We had some trouble in actually getting started to no great surprise to Bruce or I - Steve just takes a bit more prep work before he can get his act together and we'd grown used to that. For a second time Steve found himself searching for an item he couldn't find, this time his gloves. He rifled through the trunk of the car and the back seat, frustrated in his inability to keep his stuff together, exclaiming, "I thought I'd brought my gloves, but I can't find them." I pointed to a pair lying atop the roof - "These?"

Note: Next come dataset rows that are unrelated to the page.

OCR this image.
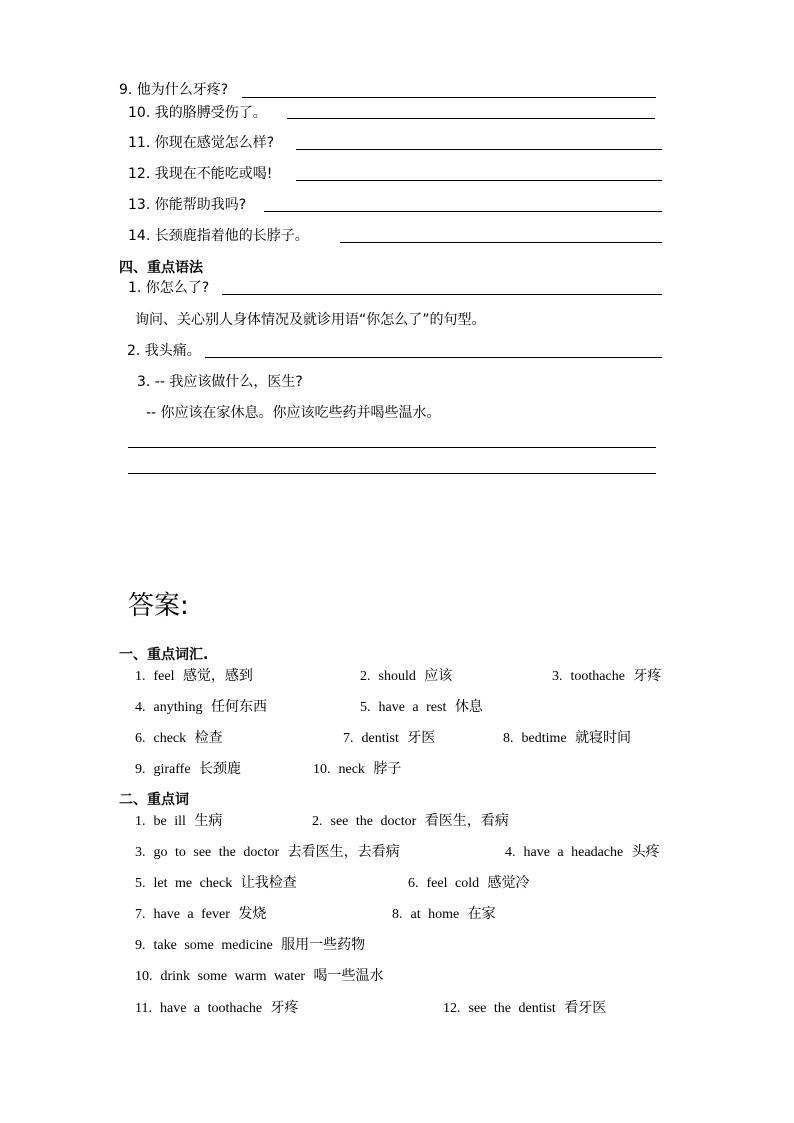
9. 他为什么牙疼?
10. 我的胳膊受伤了。
11. 你现在感觉怎么样?
12. 我现在不能吃或喝!
13. 你能帮助我吗?
14. 长颈鹿指着他的长脖子。
四、重点语法
1. 你怎么了?
询问、关心别人身体情况及就诊用语“你怎么了”的句型。
2. 我头痛。
3. -- 我应该做什么，医生?
-- 你应该在家休息。你应该吃些药并喝些温水。
答案:
一、重点词汇.
1. feel 感觉，感到	2. should 应该	3. toothache 牙疼
4. anything 任何东西	5. have a rest 休息
6. check 检查	7. dentist 牙医	8. bedtime 就寝时间
9. giraffe 长颈鹿	10. neck 脖子
二、重点词
1. be ill 生病	2. see the doctor 看医生，看病
3. go to see the doctor 去看医生，去看病	4. have a headache 头疼
5. let me check 让我检查	6. feel cold 感觉冷
7. have a fever 发烧	8. at home 在家
9. take some medicine 服用一些药物
10. drink some warm water 喝一些温水
11. have a toothache 牙疼	12. see the dentist 看牙医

There was no bridge over Coyote Creek as I'd hoped, so we still had a creek crossing to manage, but that was trivial compared to romping through poison oak. A sign at the locked gate told us the land was owned by the regional Open Space agency, but closed to public access. Tall grass in the road showed that little traffic is seen beyond the gate, leading down to the creek. The road had no pavement or concrete across the creek, just a bed of gravel and rocks. We stripped down to our underwear and carried our boots and pants across the creek with us. Where I crossed in the middle of the road the water was half way up my thighs, much deeper than I expected - good thing I was wearing briefs. Going second, Bruce found a better way across to the right with the water less than a foot deep. We dried off with towels Bruce and I had brought just for this purpose, put our pants and boots back on, and left the towels hanging on a branch to dry before starting up the road again.

About 100yds further were the buildings we expected. One was a large, open barn that was empty and in the beginning stages of disrepair. Across from it was a ranch home made of wood and stone, boarded up to keep out the curious, most likely when the land was purchased for Open Space. It was pitch dark by now, almost 9p, and it was necessary to use our headlamps to navigate by. Fortunately we were no longer concerned about disturbing, or being discovered by landowners, and the roads were easy enough to navigate.

We spent almost two hours negotiating about five miles of ranch roads. I had the coordinates of the various junctions and the summit loaded into the GPS, so there was little chance of us getting lost. It was handy too, as we started off on the wrong fork at one junction, only to be pulled back when the GPS indicated we were off target. Larios is not the highest point around, so simply going by what looked to be the summit was practically impossible. Add to that high clouds obscuring the moon and a layer of fog we encountered in the upper 500ft of elevation, and it was safe to say we'd have never found our way with only our map and compass. Not that it would have mattered, really. The summit was rather mundane, deep grass amidst an array of oak trees that effectively blocked most of the views. There were views to be had, however, along the roads that wound their way up the spine of Timber Ridge that we were following. We were treated to the city lights of Gilroy and Morgan Hill for the middle third of the hike. It was windy and cold higher up, making it necessary to don all the clothes we had brought with us - one of our coldest night hikes yet, to be sure. I'd brought a small bottle of Jack Daniels that I'd pilfered from a summit in San Diego County, and between the three of us it was just about enough to warm your belly and catch a slight buzz. But only a slight one.

Our return was via the same route we had taken, the only significant difference was a pause we had to make while a herd of perhaps a hundred cattle thundered across our path, spooked by our presence. The ground actually rumbled as we watched the ghostly figures dashing across the path in the inky darkness. It was 1a before we got back to the car and nearly 2a before we were back home in San Jose. Late as it was, it was actually just about spot on with our estimate beforehand, a marked improvement over the last few outings.